Glutopfer. Thriller
Meeresfrüchte und Pommes frites. Die beiden Männer treffen sich hin und wieder inoffiziell hier, um zusammen zu essen. Rachel ist eine hoffnungslose Köchin, und Ben traut sich nicht, es ihr zu sagen.
»Was habe ich dir denn erzählt?«
»Von deinen Erinnerungen. Ob du in dem Haus warst, als es abgebrannt ist, oder ob du dir das nur eingebildet hast. Von deinen Panikattacken.«
»Die haben damit nichts zu tun.«
»Brian hat einen Abschluss in Psychologie.«
»Ich auch. Hat nichts geholfen.«
Ben lächelt.
»Er hatte eine Weile Privatpatienten. Er ist sehr gut, sehr verständnisvoll.«
Daniel stößt einen langen Seufzer aus.
»Bist du sauer?«
»Nein.«
»Ich dachte, es macht dir nichts aus.

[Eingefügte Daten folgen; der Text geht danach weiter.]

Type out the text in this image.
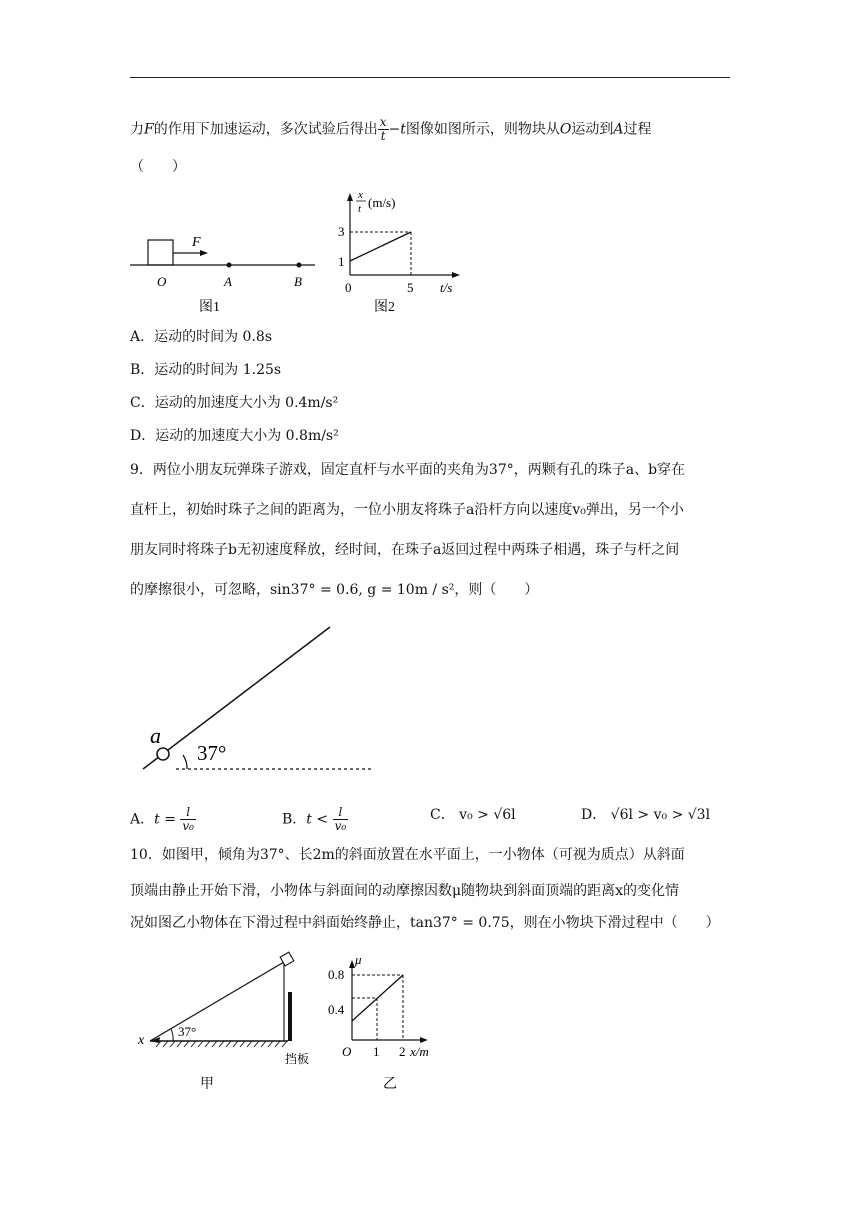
力F的作用下加速运动，多次试验后得出 $\frac{x}{t} -t$图像如图所示，则物块从O运动到A过程
（　　）
F
O	A	B
图1
x
t (m/s)
3
1
0	5 t/s
图2
A．运动的时间为 0.8s
B．运动的时间为 1.25s
C．运动的加速度大小为 0.4m/s²
D．运动的加速度大小为 0.8m/s²
9．两位小朋友玩弹珠子游戏，固定直杆与水平面的夹角为37°，两颗有孔的珠子a、b穿在
直杆上，初始时珠子之间的距离为，一位小朋友将珠子a沿杆方向以速度v₀弹出，另一个小
朋友同时将珠子b无初速度释放，经时间，在珠子a返回过程中两珠子相遇，珠子与杆之间
的摩擦很小，可忽略，sin37° = 0.6, g = 10m / s²，则（　　）
a
37°
A．$t = \frac{l}{\text{v₀}}$	B．$t < \frac{l}{\text{v₀}}$	C． v₀ > √6l	D． √6l > v₀ > √3l
10．如图甲，倾角为37°、长2m的斜面放置在水平面上，一小物体（可视为质点）从斜面
顶端由静止开始下滑，小物体与斜面间的动摩擦因数μ随物块到斜面顶端的距离x的变化情
况如图乙小物体在下滑过程中斜面始终静止，tan37° = 0.75，则在小物块下滑过程中（　　）
x
37°
挡板
甲
μ
0.8
0.4
O 1 2 x/m
乙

Sonst hätte ich ihm das nicht erzählt.«
»Es macht mir nichts aus.«
»Willst du mit ihm reden?«
»Ich habe keinen Grund, es nicht zu tun.«
Daniel sieht Sam auf der anderen Seite des Restaurants und lächelt.
»Trotzdem«, fügt er hinzu, »du hättest mich vorher fragen sollen.«
»Ich weiß«, sagt Ben, »ich dachte nur –«
»Willst du’s wiedergutmachen?«
»Ja, klar. Wenn es was gutzumachen gibt.«
»Dann lass dir dein Essen einpacken und verdrück dich durch die Hintertür.«
»Es ist ungesund, allein zu essen«, sagt Daniel.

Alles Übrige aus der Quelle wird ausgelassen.